Note though that Treasury has been able to meet its obligations even though the debt limit has been frozen since March 15, the end of the last suspension period. It has been able to free up borrowing room while staying in compliance with the debt limit by the use of “extraordinary measures.” The Treasury described these measures on March 16.
These measures will now be reversed and will be able to be reactivated on December 10 if the Congress has not increased the debt limit. There are a couple of things worth noting about this.
First, this is a relatively new way for Congress to deal with the debt limit. Prior to using the suspension measure, Congress would increase the debt limit by an amount which it estimated would give Treasury the desired time before it needed to come back to Congress for another increase. The suspension method makes it unnecessary to do any estimation of borrowing needs.

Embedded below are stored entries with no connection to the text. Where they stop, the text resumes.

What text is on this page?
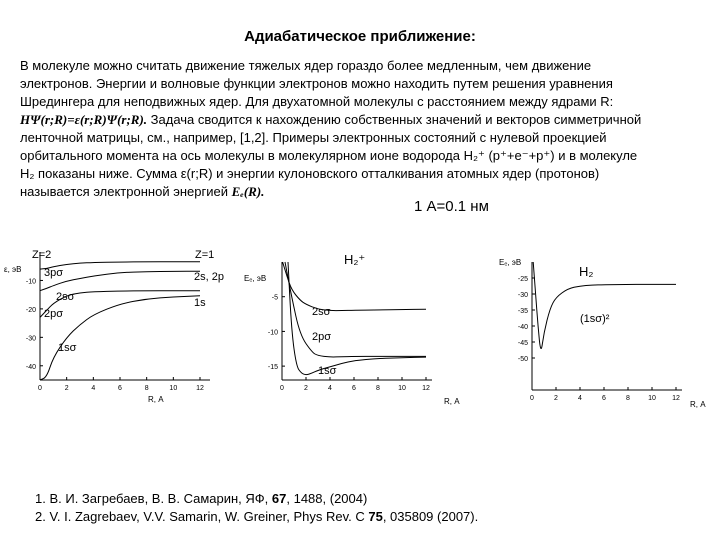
Адиабатическое приближение:
В молекуле можно считать движение тяжелых ядер гораздо более медленным, чем движение
электронов. Энергии и волновые функции электронов можно находить путем решения уравнения
Шредингера для неподвижных ядер. Для двухатомной молекулы с расстоянием между ядрами R:
HΨ(r;R)=ε(r;R)Ψ(r;R). Задача сводится к нахождению собственных значений и векторов симметричной
ленточной матрицы, см., например, [1,2]. Примеры электронных состояний с нулевой проекцией
орбитального момента на ось молекулы в молекулярном ионе водорода H₂⁺ (p⁺+e⁻+p⁺) и в молекуле
H₂ показаны ниже. Сумма ε(r;R) и энергии кулоновского отталкивания атомных ядер (протонов)
называется электронной энергией Eₑ(R).
1 А=0.1 нм
ε, эВ
R, А
Z=2	Z=1
3pσ	2s, 2p
2sσ	1s
2pσ
1sσ
0	2	4	6	8	10	12
-10
-20
-30
-40
Eₑ, эВ
R, А
H₂⁺
2sσ
2pσ
1sσ
0	2	4	6	8	10 12
-5
-10
-15
Eₑ, эВ
R, А
H₂
(1sσ)²
0	2	4	6	8	10 12
-25
-30
-35
-40
-45
-50
1. В. И. Загребаев, В. В. Самарин, ЯФ, 67, 1488, (2004)
2. V. I. Zagrebaev, V.V. Samarin, W. Greiner, Phys Rev. C 75, 035809 (2007).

Second, the date for which the debt limit needs to be increased to avoid default does not coincide with the date for which the continuing resolution provides funds for government spending. The date for which the legal authority for the government to spend money ends is December 8. If Congress does nothing, there will be a government shutdown in December, but the Treasury will be able to avoid default for some time after that. (An article in Business Insider speculates that Treasury might be able to manage without an increase in the debt limit until next summer.)
This second point has been missed by much of the political commentary on the deal. Contrary to much of the political commentary, the debt limit may not be a political tool for the Democrats at the end of this year, but it may provide them leverage at some point next year.
Of course, the reason the debt limit provides the Democrats with political leverage is that the Republicans do not have the votes, even in the House where there is no filibuster, to pass an increase in or suspension of the debt limit on their own. They need Democratic votes, because there are Freedom Caucus members who will not vote for a debt limit measure without it containing politically unacceptable provisions. In other words, the political tactics of the Freedom Caucus give Congressional Democrats more legislative power than they otherwise would have.